Deep Double Descent: Where Bigger Models and More Data Hurt

2019

Deep Double Descent: Where Bigger Models and More Data Hurt

Preetum Nakkiran, Gal Kaplun, Yamini Bansal, and 3 more authors

Dec 2019

Paper Abstract

We show that a variety of modern deep learning tasks exhibit a "double-descent" phenomenon where, as we increase model size, performance first gets worse and then gets better. Moreover, we show that double descent occurs not just as a function of model size, but also as a function of the number of training epochs. We unify the above phenomena by defining a new complexity measure we call the effective model complexity and conjecture a generalized double descent with respect to this measure. Furthermore, our notion of model complexity allows us to identify certain regimes where increasing (even quadrupling) the number of train samples actually hurts test performance.

@article{1912.02292v1,
  author = {Nakkiran, Preetum and Kaplun, Gal and Bansal, Yamini and Yang, Tristan and Barak, Boaz and Sutskever, Ilya},
  title = {Deep Double Descent: Where Bigger Models and More Data Hurt},
  eprint = {1912.02292v1},
  archiveprefix = {arXiv},
  primaryclass = {cs.LG},
  year = {2019},
  month = dec,
  url = {http://arxiv.org/abs/1912.02292v1},
  file = {1912.02292v1.pdf},
  eprintnover = {1912.02292}
}

Four Important Things

1. Effective Model Complexity

The paper comes up with a hypothesis to explain deep double descent. This involves introducing the notion of effective model complexity (EMC), which parameterized by the data distribution and choice of training procedure (i.e number of epochs).

The EMC is defined as the maximum number of training datapoints such that the expectation of the training error of \(n\) samples from the data distribution is less than some threshold \(\epsilon\). In other words, it is the maximum number of samples which it can interpolate almost perfectly.

They hypothesize the following, supported by empirical results:

Under-parameterized regime: if EMC is sufficiently smaller than \(n\), any perturbations of the training procedure that increases its effective complexity decreases test error
Over-parameterized regime: if EMC is sufficiently larger than \(n\), any perturbations of the training procedure that increases its effective complexity decreases test error
Critically parameterized regime: if EMC is around \(n\), then a perturbation of the training procedure that increases its effective complexity might decrease or increase test error

2. Model-wise Double Descent

They first conducted a series of experiments to understand the double descent phenomenom as you scale up model size.

They saw double descent even in the absence of label noise (which happens in practice due to imperfect data) in the case of CIFAR-100, and that the double descent peak becomes more prominent as label noise increases.

They hypothesized that this could be because at the interpolation threshold (i.e where EMC=\(n\), so there is 0 train error), the model does not have any extra capacity and hence there is only a single model that can interpolate the train data, making it sensitive to noise in the training data.

3. Epoch-wise Double Descent

They also looked at how double descent manifests as a function of training time:

Here, they found that intermediate models follow the classical U-shaped curve, while the overparameterized models exhibit double descent.

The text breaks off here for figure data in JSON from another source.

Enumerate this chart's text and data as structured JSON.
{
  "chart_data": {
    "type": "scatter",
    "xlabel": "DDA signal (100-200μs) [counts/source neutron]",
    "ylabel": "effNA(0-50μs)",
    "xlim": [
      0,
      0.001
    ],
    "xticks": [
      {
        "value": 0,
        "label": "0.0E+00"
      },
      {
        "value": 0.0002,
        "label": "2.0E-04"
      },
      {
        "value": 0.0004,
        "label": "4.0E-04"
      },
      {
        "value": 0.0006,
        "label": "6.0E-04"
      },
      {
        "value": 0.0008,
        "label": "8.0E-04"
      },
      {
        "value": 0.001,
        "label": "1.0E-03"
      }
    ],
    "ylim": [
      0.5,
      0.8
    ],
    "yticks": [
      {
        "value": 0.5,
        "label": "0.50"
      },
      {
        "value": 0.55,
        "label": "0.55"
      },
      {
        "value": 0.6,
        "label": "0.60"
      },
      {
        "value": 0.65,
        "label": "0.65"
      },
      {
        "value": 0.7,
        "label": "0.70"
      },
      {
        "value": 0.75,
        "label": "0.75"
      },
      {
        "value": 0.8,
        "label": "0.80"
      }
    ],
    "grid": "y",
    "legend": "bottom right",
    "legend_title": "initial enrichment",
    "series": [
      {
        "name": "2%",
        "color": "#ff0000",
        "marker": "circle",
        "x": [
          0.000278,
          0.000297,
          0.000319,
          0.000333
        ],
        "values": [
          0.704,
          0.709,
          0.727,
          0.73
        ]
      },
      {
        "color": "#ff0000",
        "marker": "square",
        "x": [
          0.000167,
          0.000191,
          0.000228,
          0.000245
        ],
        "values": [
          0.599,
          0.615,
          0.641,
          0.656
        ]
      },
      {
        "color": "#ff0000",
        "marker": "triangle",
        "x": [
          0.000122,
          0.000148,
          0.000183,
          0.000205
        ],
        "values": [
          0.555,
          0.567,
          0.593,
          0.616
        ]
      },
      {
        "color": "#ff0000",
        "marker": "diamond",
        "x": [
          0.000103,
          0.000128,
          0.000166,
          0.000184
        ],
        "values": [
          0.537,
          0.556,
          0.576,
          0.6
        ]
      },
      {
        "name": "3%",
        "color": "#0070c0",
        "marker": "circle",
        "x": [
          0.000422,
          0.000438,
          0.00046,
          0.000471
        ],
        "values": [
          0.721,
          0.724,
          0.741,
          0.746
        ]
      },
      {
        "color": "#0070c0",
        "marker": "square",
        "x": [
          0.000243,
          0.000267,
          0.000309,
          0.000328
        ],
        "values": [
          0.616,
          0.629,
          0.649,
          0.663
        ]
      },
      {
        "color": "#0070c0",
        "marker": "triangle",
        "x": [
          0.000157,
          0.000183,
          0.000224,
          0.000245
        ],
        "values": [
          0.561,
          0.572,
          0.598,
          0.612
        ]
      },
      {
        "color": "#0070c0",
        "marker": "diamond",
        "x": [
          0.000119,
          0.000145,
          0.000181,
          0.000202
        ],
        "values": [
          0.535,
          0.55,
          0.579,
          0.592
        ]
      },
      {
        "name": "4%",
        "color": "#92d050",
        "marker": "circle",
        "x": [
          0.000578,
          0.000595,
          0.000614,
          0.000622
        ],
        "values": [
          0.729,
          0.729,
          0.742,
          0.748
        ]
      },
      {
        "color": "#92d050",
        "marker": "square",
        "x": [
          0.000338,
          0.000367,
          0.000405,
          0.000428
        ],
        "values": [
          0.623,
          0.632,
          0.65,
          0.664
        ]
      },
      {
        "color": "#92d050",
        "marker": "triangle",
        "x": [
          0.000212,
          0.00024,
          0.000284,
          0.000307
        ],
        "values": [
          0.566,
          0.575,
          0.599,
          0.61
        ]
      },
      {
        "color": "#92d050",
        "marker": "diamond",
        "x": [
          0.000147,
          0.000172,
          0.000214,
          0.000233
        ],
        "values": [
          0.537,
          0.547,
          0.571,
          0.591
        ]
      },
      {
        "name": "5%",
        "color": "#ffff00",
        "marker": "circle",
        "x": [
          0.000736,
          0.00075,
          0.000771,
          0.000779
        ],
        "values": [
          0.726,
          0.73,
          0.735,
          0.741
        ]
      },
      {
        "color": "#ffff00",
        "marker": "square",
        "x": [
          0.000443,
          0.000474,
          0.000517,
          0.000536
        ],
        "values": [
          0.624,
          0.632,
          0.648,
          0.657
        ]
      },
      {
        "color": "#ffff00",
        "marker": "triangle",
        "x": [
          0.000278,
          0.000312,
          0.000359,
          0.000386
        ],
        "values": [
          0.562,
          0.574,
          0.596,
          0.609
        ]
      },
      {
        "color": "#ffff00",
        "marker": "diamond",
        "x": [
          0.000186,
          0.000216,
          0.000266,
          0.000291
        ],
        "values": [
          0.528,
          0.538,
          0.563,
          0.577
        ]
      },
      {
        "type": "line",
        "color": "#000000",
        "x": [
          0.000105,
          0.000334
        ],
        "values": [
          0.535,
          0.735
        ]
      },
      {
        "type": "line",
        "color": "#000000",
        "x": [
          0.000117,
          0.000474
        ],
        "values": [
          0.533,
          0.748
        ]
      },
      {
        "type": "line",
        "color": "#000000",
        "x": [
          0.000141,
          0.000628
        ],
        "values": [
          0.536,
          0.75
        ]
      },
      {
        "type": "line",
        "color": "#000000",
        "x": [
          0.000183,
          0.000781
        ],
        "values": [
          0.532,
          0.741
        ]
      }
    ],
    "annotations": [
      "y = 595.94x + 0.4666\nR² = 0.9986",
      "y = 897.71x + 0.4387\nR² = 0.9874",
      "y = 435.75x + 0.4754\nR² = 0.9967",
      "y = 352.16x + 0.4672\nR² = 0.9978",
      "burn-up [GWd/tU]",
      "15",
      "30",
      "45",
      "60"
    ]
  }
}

Small models had decreasing test error as per their hypothesis, as increasing epochs increases EMC.

This contradicts conventional wisdom which would have predicted a U-shaped curve for all 3 cases.

4. Sample-wise Non-Monotonicity

This experiment was the one that led to the most surprising conclusion, and is not directly implied by double descent.

Here, they experimented with changing the number of training samples, which causes the model to go from an over-parameterized to under-parameterized regime:

Having more data is uncontroversially considered good among both statisticians and machine learning theorists, but in fact there is a region (shaded in the diagrams) where a model trained on more data actually underperforms one trained on less.

Most Glaring Deficiency

It was unclear what the scope of training procedure entails, which made it hard to formally define and reason about the experiments that could be conducted to either further validate or disprove their hypothesis.

Conclusions for Future Work

The EMC framework shows the limitations of Rademacher complexity and VC theory in describing the behavior of over-parameterized models, since both of them only consider model complexity but not the training procedure or number of samples.

Understanding how deep learning actually works will probably require (yet another) rethinking how we model it.